Social distancing requirements based on COVID-19 have left many sponsors looking for alternatives to in-person study visits for both on-going clinical trials and clinical trials planning to start soon. As we’ve been having conversations with sponsors about their options, we’ve noticed some confusion in three related but different terms—centralized review, centralized scoring, and remote assessment.
In centralized review, a rater at the site administers and scores the assessment. These assessments could be delivered through eCOA, paper and pen assessments, during an on-site visit (most common), or via phone or videoconference. Following the administration and scoring of the assessment by the site’s rater, a third party (in our case VeraSci) would review the assessment. This review could include data checks based on expected values, review based on audio or video recording, and checking for completeness. The reviewer is a certified rater.
In centralized scoring, a rater at the site administers the assessment. The assessment can be delivered through eCOA, paper and pen assessments, during an on-site (most common), or via phone or videoconference. Following the administration of the assessment, an experienced clinician or data monitor (depending on the assessment in question) scores the assessments. Centralized scoring can increase data quality for assessments with complex scoring rules, like the Brief Visuospatial Memory Test (BVMT).

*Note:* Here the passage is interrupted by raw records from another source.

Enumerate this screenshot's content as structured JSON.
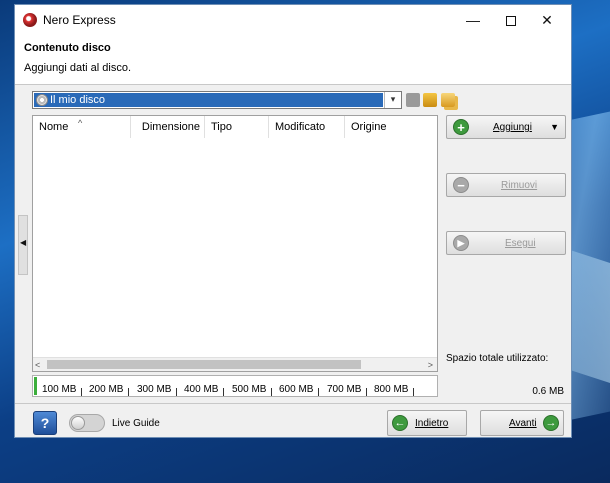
{
  "window": {
    "title": "Nero Express",
    "controls": {
      "minimize": "—",
      "close": "✕"
    }
  },
  "header": {
    "title": "Contenuto disco",
    "subtitle": "Aggiungi dati al disco."
  },
  "disc_selector": {
    "value": "Il mio disco",
    "arrow": "▾"
  },
  "file_list": {
    "sort_indicator": "^",
    "columns": [
      "Nome",
      "Dimensione",
      "Tipo",
      "Modificato",
      "Origine"
    ],
    "rows": [],
    "scroll_left": "<",
    "scroll_right": ">"
  },
  "side_panel_handle": "◀",
  "actions": {
    "add_label": "Aggiungi",
    "add_dropdown": "▼",
    "remove_label": "Rimuovi",
    "run_label": "Esegui"
  },
  "capacity": {
    "labels": [
      "100 MB",
      "200 MB",
      "300 MB",
      "400 MB",
      "500 MB",
      "600 MB",
      "700 MB",
      "800 MB"
    ],
    "max_mb": 850,
    "used_mb": 0.6
  },
  "stats": {
    "total_used_label": "Spazio totale utilizzato:",
    "total_used_value": "0.6 MB"
  },
  "footer": {
    "help_label": "?",
    "live_guide_label": "Live Guide",
    "back_label": "Indietro",
    "next_label": "Avanti"
  },
  "colors": {
    "selection": "#2a6ab8",
    "capacity_fill": "#3cae3c",
    "add_icon": "#3e9a3e",
    "nav_icon": "#3e9a3e",
    "help_button": "#2a5fae"
  },
  "icons": {
    "app": "nero-icon",
    "disc": "disc-icon",
    "add": "plus-icon",
    "remove": "minus-icon",
    "run": "play-icon",
    "back": "arrow-left-icon",
    "next": "arrow-right-icon"
  }
}
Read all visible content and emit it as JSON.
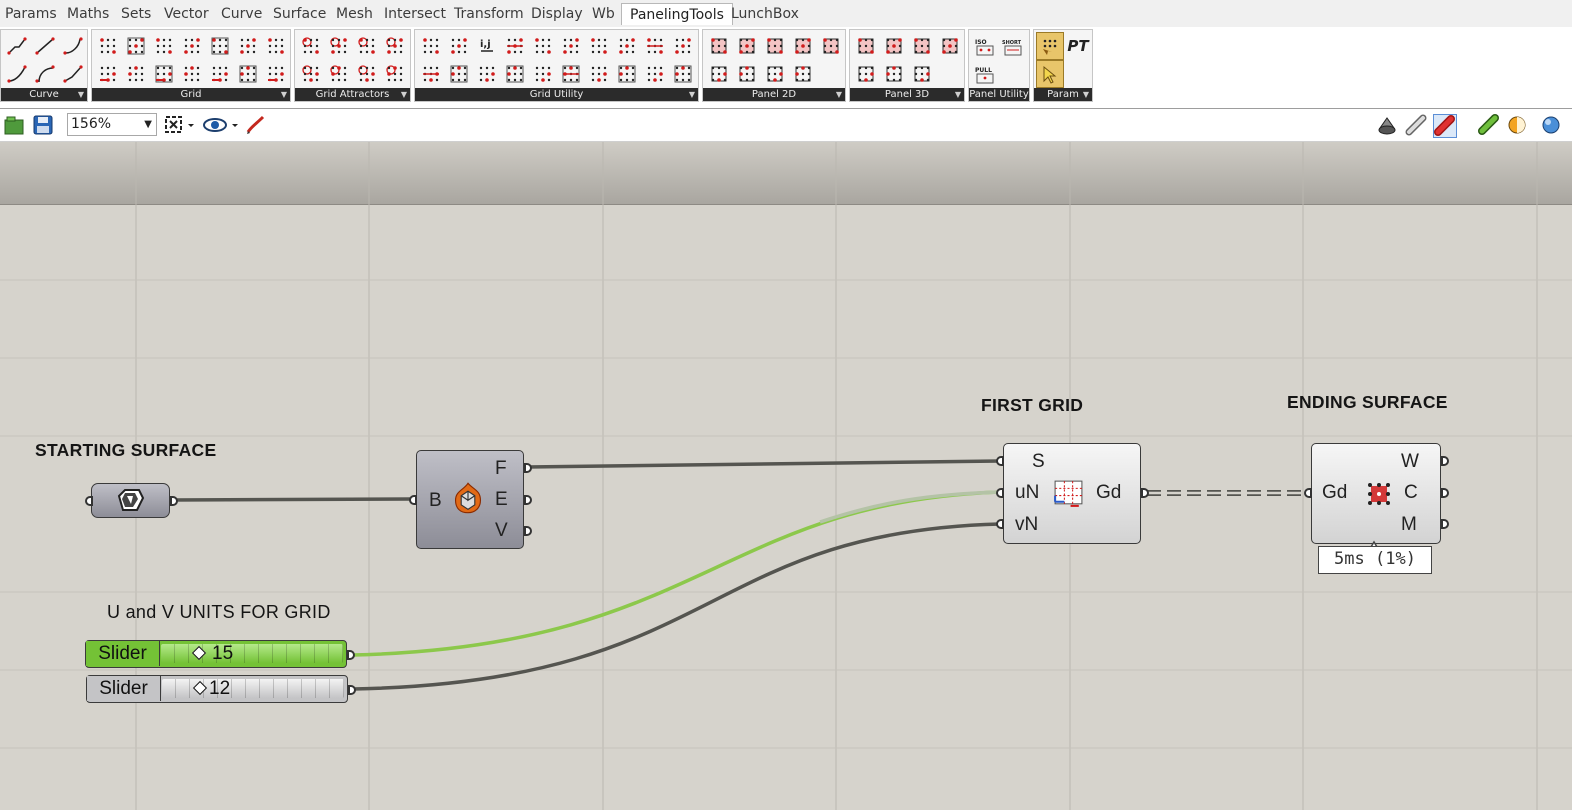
{
  "menu": {
    "tabs": [
      "Params",
      "Maths",
      "Sets",
      "Vector",
      "Curve",
      "Surface",
      "Mesh",
      "Intersect",
      "Transform",
      "Display",
      "Wb",
      "PanelingTools",
      "LunchBox"
    ],
    "active": "PanelingTools"
  },
  "ribbon": {
    "groups": [
      {
        "label": "Curve"
      },
      {
        "label": "Grid"
      },
      {
        "label": "Grid Attractors"
      },
      {
        "label": "Grid Utility"
      },
      {
        "label": "Panel 2D"
      },
      {
        "label": "Panel 3D"
      },
      {
        "label": "Panel Utility"
      },
      {
        "label": "Param"
      }
    ],
    "pt_label": "PT",
    "icon_texts": {
      "ij": "i,j",
      "iso": "ISO",
      "short": "SHORT",
      "pull": "PULL"
    }
  },
  "toolbar": {
    "zoom": "156%"
  },
  "canvas": {
    "groups": {
      "starting": "STARTING SURFACE",
      "first_grid": "FIRST GRID",
      "ending": "ENDING SURFACE",
      "uv_units": "U and V UNITS FOR GRID"
    },
    "brep": {
      "input": "B",
      "outputs": [
        "F",
        "E",
        "V"
      ]
    },
    "grid": {
      "inputs": [
        "S",
        "uN",
        "vN"
      ],
      "output": "Gd"
    },
    "ending_comp": {
      "input": "Gd",
      "outputs": [
        "W",
        "C",
        "M"
      ]
    },
    "sliders": [
      {
        "label": "Slider",
        "value": "15",
        "color": "#74c236"
      },
      {
        "label": "Slider",
        "value": "12",
        "color": "#c4c4c6"
      }
    ],
    "timer": "5ms (1%)"
  },
  "colors": {
    "canvas_bg": "#d6d3cc",
    "wire_dark": "#555550",
    "wire_green": "#8cc84b",
    "wire_faded": "#b4c3a6",
    "accent_red": "#d11b1b"
  }
}
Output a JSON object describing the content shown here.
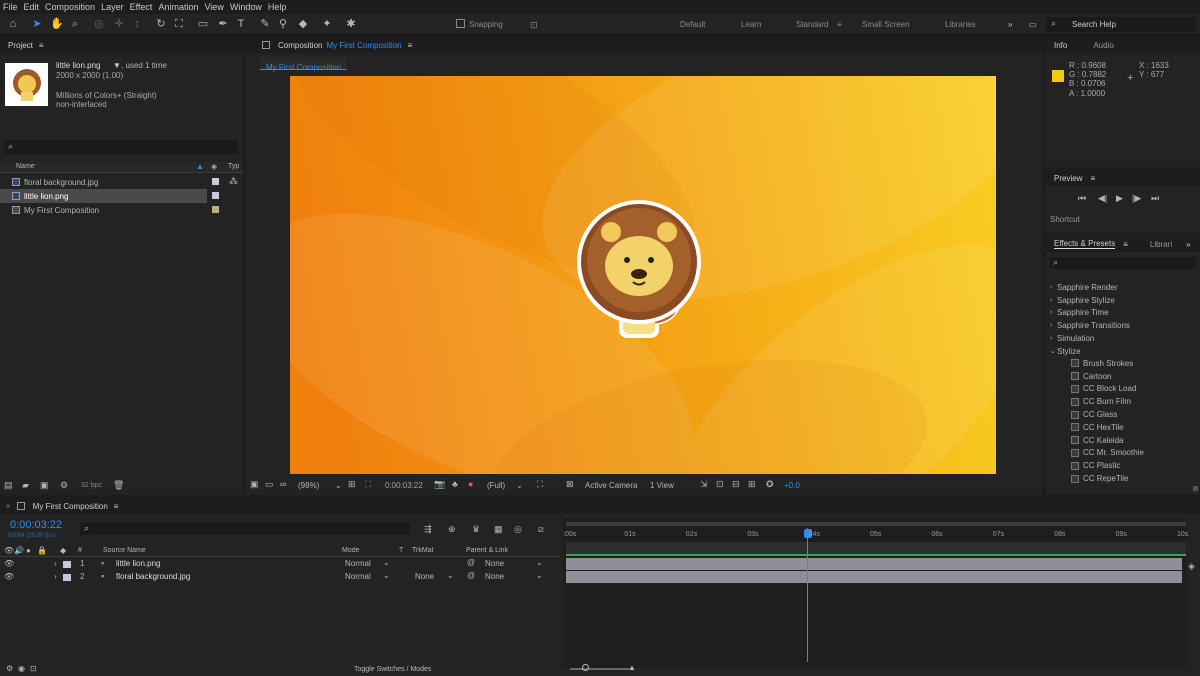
{
  "menu": [
    "File",
    "Edit",
    "Composition",
    "Layer",
    "Effect",
    "Animation",
    "View",
    "Window",
    "Help"
  ],
  "toolbar": {
    "snapping": "Snapping",
    "workspaces": [
      "Default",
      "Learn",
      "Standard",
      "Small Screen",
      "Libraries"
    ],
    "active_workspace": "Standard",
    "search_help": "Search Help"
  },
  "project": {
    "title": "Project",
    "file_name": "little lion.png",
    "used": ", used 1 time",
    "dims": "2000 x 2000 (1.00)",
    "colors": "Millions of Colors+ (Straight)",
    "interlace": "non-interlaced",
    "col_name": "Name",
    "col_type": "Typ",
    "items": [
      "floral background.jpg",
      "little lion.png",
      "My First Composition"
    ],
    "bpc": "32 bpc"
  },
  "composition": {
    "title": "Composition",
    "name": "My First Composition",
    "tab": "My First Composition",
    "zoom": "(98%)",
    "timecode": "0:00:03:22",
    "resolution": "(Full)",
    "camera": "Active Camera",
    "view": "1 View",
    "exposure": "+0.0"
  },
  "info": {
    "tab": "Info",
    "audio_tab": "Audio",
    "r": "R : 0.9608",
    "g": "G : 0.7882",
    "b": "B : 0.0706",
    "a": "A : 1.0000",
    "x": "X : 1633",
    "y": "Y : 677",
    "swatch": "#f2c812"
  },
  "preview": {
    "title": "Preview",
    "shortcut": "Shortcut"
  },
  "effects": {
    "title": "Effects & Presets",
    "libraries": "Librari",
    "categories": [
      "Sapphire Render",
      "Sapphire Stylize",
      "Sapphire Time",
      "Sapphire Transitions",
      "Simulation",
      "Stylize"
    ],
    "stylize_items": [
      "Brush Strokes",
      "Cartoon",
      "CC Block Load",
      "CC Burn Film",
      "CC Glass",
      "CC HexTile",
      "CC Kaleida",
      "CC Mr. Smoothie",
      "CC Plastic",
      "CC RepeTile"
    ]
  },
  "timeline": {
    "tab": "My First Composition",
    "timecode": "0:00:03:22",
    "fps": "00094 (25.00 fps)",
    "cols": {
      "source": "Source Name",
      "mode": "Mode",
      "t": "T",
      "trkmat": "TrkMat",
      "parent": "Parent & Link"
    },
    "layers": [
      {
        "num": "1",
        "name": "little lion.png",
        "mode": "Normal",
        "trkmat": "",
        "parent": "None"
      },
      {
        "num": "2",
        "name": "floral background.jpg",
        "mode": "Normal",
        "trkmat": "None",
        "parent": "None"
      }
    ],
    "ticks": [
      ":00s",
      "01s",
      "02s",
      "03s",
      "04s",
      "05s",
      "06s",
      "07s",
      "08s",
      "09s",
      "10s"
    ],
    "toggle": "Toggle Switches / Modes"
  },
  "colors": {
    "accent": "#2f8cf2",
    "orange": "#f07f0e",
    "yellow": "#f5c21a",
    "track": "#8f8f99",
    "bar_green": "#2fa84f"
  }
}
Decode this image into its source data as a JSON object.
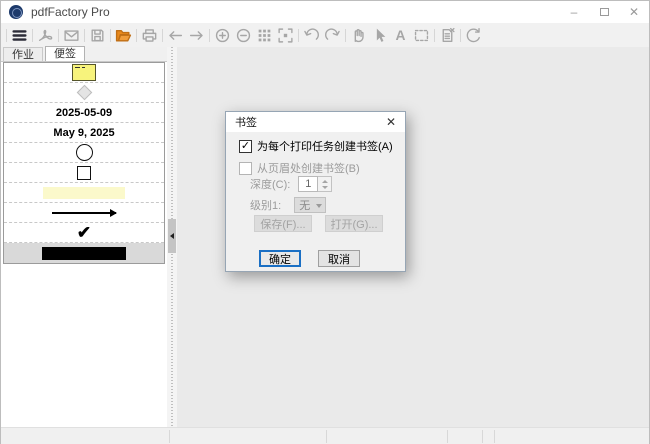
{
  "window": {
    "title": "pdfFactory Pro",
    "controls": {
      "minimize_glyph": "–",
      "close_glyph": "✕"
    }
  },
  "toolbar": {
    "items": [
      "|",
      "menu",
      "|",
      "acrobat",
      "|",
      "mail",
      "|",
      "save",
      "|",
      "open-folder",
      "|",
      "print",
      "|",
      "arrow-left",
      "arrow-right",
      "|",
      "zoom-in",
      "zoom-out",
      "grid",
      "fit-page",
      "|",
      "undo",
      "redo",
      "|",
      "hand",
      "cursor",
      "text",
      "marquee",
      "|",
      "delete-page",
      "|",
      "refresh"
    ]
  },
  "sidebar": {
    "tabs": [
      {
        "id": "job",
        "label": "作业",
        "active": false
      },
      {
        "id": "notes",
        "label": "便签",
        "active": true
      }
    ],
    "note_items": [
      {
        "type": "sticky-note"
      },
      {
        "type": "diamond"
      },
      {
        "type": "text",
        "label": "2025-05-09"
      },
      {
        "type": "text",
        "label": "May 9, 2025"
      },
      {
        "type": "circle"
      },
      {
        "type": "square"
      },
      {
        "type": "highlight"
      },
      {
        "type": "arrow"
      },
      {
        "type": "checkmark",
        "glyph": "✔"
      },
      {
        "type": "blackout",
        "selected": true
      }
    ]
  },
  "dialog": {
    "title": "书签",
    "close_glyph": "✕",
    "create_per_job": {
      "label": "为每个打印任务创建书签(A)",
      "checked": true,
      "check_glyph": "✓"
    },
    "from_heading": {
      "label": "从页眉处创建书签(B)",
      "checked": false
    },
    "depth": {
      "label": "深度(C):",
      "value": "1"
    },
    "level": {
      "label": "级别1:",
      "value": "无"
    },
    "buttons": {
      "save": "保存(F)...",
      "open": "打开(G)...",
      "ok": "确定",
      "cancel": "取消"
    }
  },
  "colors": {
    "accent": "#1a6fc4",
    "folder_orange": "#e8891d",
    "sticky_yellow": "#f7f37c",
    "highlight_yellow": "#fbf9cb",
    "toolbar_icon_gray": "#a6a6a6",
    "main_canvas_gray": "#eaeaea"
  }
}
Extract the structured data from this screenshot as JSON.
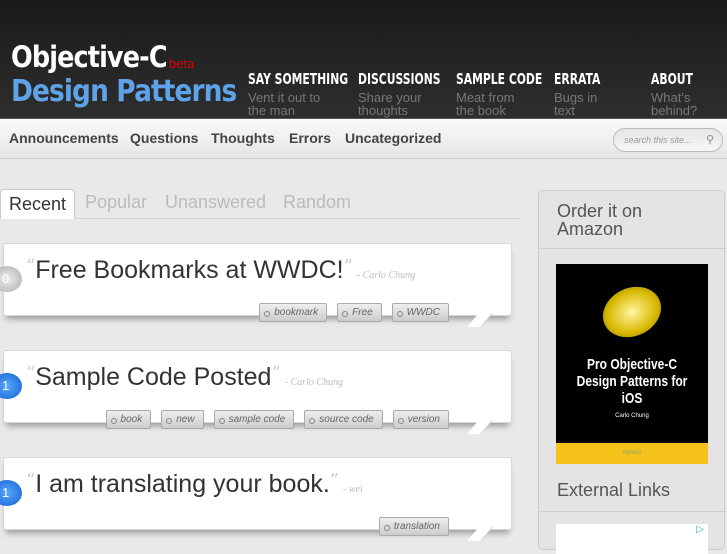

Remote assessment, sometimes referred to as remote administration or centralized assessment, involves rater administering an assessment from a different location than the subject being assessed. The subject could be at a clinical site, at home, or in a healthcare setting like a hospital or a nursing home. Depending on the assessment, the mode of administration could be phone, videoconference, email, or some combination. Remote assessments make sense not only during social distancing but also in cases where sites may not have qualified raters available. This is common in some rare disease trials. Using a smaller pool of remote raters also can increase data consistency and reduce variability between sites. Additionally, there is some evidence to support that using remote raters can mitigate the placebo effect. Finally, rater training costs can be reduced, or in some cases eliminated, when the centralized raters are already trained on the assessments in use.